When we came out of the silo, the day had turned into a scorcher. Pancake climbed the ladder to stack us up some grub and the rest of us sat down in the shade of the ship and laid several of the sticks out in front of us and sat there looking at them, wondering what we had.
“That’s where we’re at a big disadvantage,” said Hutch. “If a regular survey crew stumbled onto this, they’d have all sorts of experts to figure out the stuff. They’d test it a dozen different ways and they’d skin it alive almost and they’d have all sorts of ideas and they’d come up with some educated guesses. And pretty soon, one way or another, they’d know just what it was and if it was any use.”
“Someday,” I told them, “if we ever strike it rich, we’ll have to hire us some experts. The kind of loot we’re always turning up, we could make good use of them.”
“You won’t find any,” said Doc, “that would team up with a bunch like us.”

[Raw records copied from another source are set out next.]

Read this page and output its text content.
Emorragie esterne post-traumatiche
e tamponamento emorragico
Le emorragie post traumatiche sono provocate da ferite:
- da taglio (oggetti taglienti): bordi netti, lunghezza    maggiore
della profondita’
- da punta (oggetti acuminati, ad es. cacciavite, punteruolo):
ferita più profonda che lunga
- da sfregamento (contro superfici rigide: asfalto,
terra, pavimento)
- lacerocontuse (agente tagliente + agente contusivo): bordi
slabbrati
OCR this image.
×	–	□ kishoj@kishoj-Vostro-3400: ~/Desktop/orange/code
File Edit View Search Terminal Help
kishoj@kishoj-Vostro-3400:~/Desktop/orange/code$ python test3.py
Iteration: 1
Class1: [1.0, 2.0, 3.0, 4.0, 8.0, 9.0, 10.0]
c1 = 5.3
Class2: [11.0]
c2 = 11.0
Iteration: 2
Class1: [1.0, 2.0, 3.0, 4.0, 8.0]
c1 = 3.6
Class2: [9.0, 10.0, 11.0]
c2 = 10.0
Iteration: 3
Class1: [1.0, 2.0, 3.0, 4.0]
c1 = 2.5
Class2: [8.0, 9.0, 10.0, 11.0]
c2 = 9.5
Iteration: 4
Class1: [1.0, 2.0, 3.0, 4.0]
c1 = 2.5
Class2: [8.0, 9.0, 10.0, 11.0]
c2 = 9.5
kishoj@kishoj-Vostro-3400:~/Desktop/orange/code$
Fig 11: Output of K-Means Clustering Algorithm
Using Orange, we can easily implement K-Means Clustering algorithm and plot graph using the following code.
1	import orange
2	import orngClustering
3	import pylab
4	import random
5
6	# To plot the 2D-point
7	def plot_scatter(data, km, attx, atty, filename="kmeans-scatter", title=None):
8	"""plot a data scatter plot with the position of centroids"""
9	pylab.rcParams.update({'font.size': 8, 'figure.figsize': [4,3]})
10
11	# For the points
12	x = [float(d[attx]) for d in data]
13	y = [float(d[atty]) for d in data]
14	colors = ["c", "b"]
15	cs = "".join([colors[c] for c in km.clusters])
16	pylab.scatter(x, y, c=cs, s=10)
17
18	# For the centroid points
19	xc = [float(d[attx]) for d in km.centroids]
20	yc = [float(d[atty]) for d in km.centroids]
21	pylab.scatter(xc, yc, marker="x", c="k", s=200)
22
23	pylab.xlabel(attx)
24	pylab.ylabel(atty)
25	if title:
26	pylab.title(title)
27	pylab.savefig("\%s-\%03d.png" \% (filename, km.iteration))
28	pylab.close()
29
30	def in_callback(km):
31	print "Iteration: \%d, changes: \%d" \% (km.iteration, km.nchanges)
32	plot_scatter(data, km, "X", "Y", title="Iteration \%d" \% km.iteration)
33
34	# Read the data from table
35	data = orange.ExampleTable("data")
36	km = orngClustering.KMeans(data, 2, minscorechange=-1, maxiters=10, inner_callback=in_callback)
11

“Where do you get ‘bunch-like-us’ stuff?” I asked him, a little sore. “Sure, we ain’t got much education and the ship is just sort of glued together and we don’t use any fancy words to cover up the fact that we’re in this for all we can get out of it. But we’re doing an honest job.”
“I wouldn’t call it exactly honest. Sometimes we’re inside the law and sometimes outside it.”
That was nonsense and Doc knew it. Mostly where we went, there wasn’t any law.
“Back on Earth, in the early days,” I snapped back, “it was folks like us who went into new lands and blazed the trails and found the rivers and climbed the mountains and brought back word to those who stayed at home. And they went because they were looking for beaver or for gold or slaves or for anything else that wasn’t nailed down tight. They didn’t worry much about the law or the ethics of it and no one blamed them for it. They found it and they took it and that was the end of it. If they killed a native or two or burned a village or some other minor thing like that, why, it was just too bad.”
Hutch said to Doc: “There ain’t no sense in you going holy on us. Anything we done, you’re in as deep as we are.”
“Gentlemen,” said Doc, in that hammy way of his, “I wasn’t trying to stir up any ruckus. I was just pointing out that you needn’t set your heart on getting any experts.”
“We could get them,” I said, “if we offered them enough. They got to live, just like anybody else.”
“They have professional pride, too. That’s something you’ve forgotten.”
“We got you.”
“Well, now,” said Hutch, “I’m not too sure Doc is professional. That time he pulled the tooth for me—”
“Cut it out,” I said. “The both of you.”
This wasn’t any time to bring up the matter of the tooth. Just a couple of months ago, I’d got it quieted down and I didn’t want it breaking out again.
Frost picked up one of the sticks and turned it over and over, looking at it.
“Maybe we could rig up some tests,” he suggested.
“And take the chance of getting blown up?” asked Hutch.
“It might not go off. You have a better than fifty-fifty chance that it’s not explosive.”
“Not me,” said Doc. “I’d rather just sit here and guess. It’s less tiring and a good deal safer.”
“You don’t get anywhere by guessing,” protested Frost. “We might have a fortune right inside our mitts if we could only find out what these sticks are for. There must be tons of them stored in the building. And there’s nothing in the world to stop us from taking them.”
“The first thing”, I said, “is to find out if it’s explosive. I don’t think it is. It looks like dynamite, but it could be almost anything. For instance, it might be food.”
“We’ll have Pancake cook us up a mess,” said Doc.
I paid no attention to him. He was just needling me.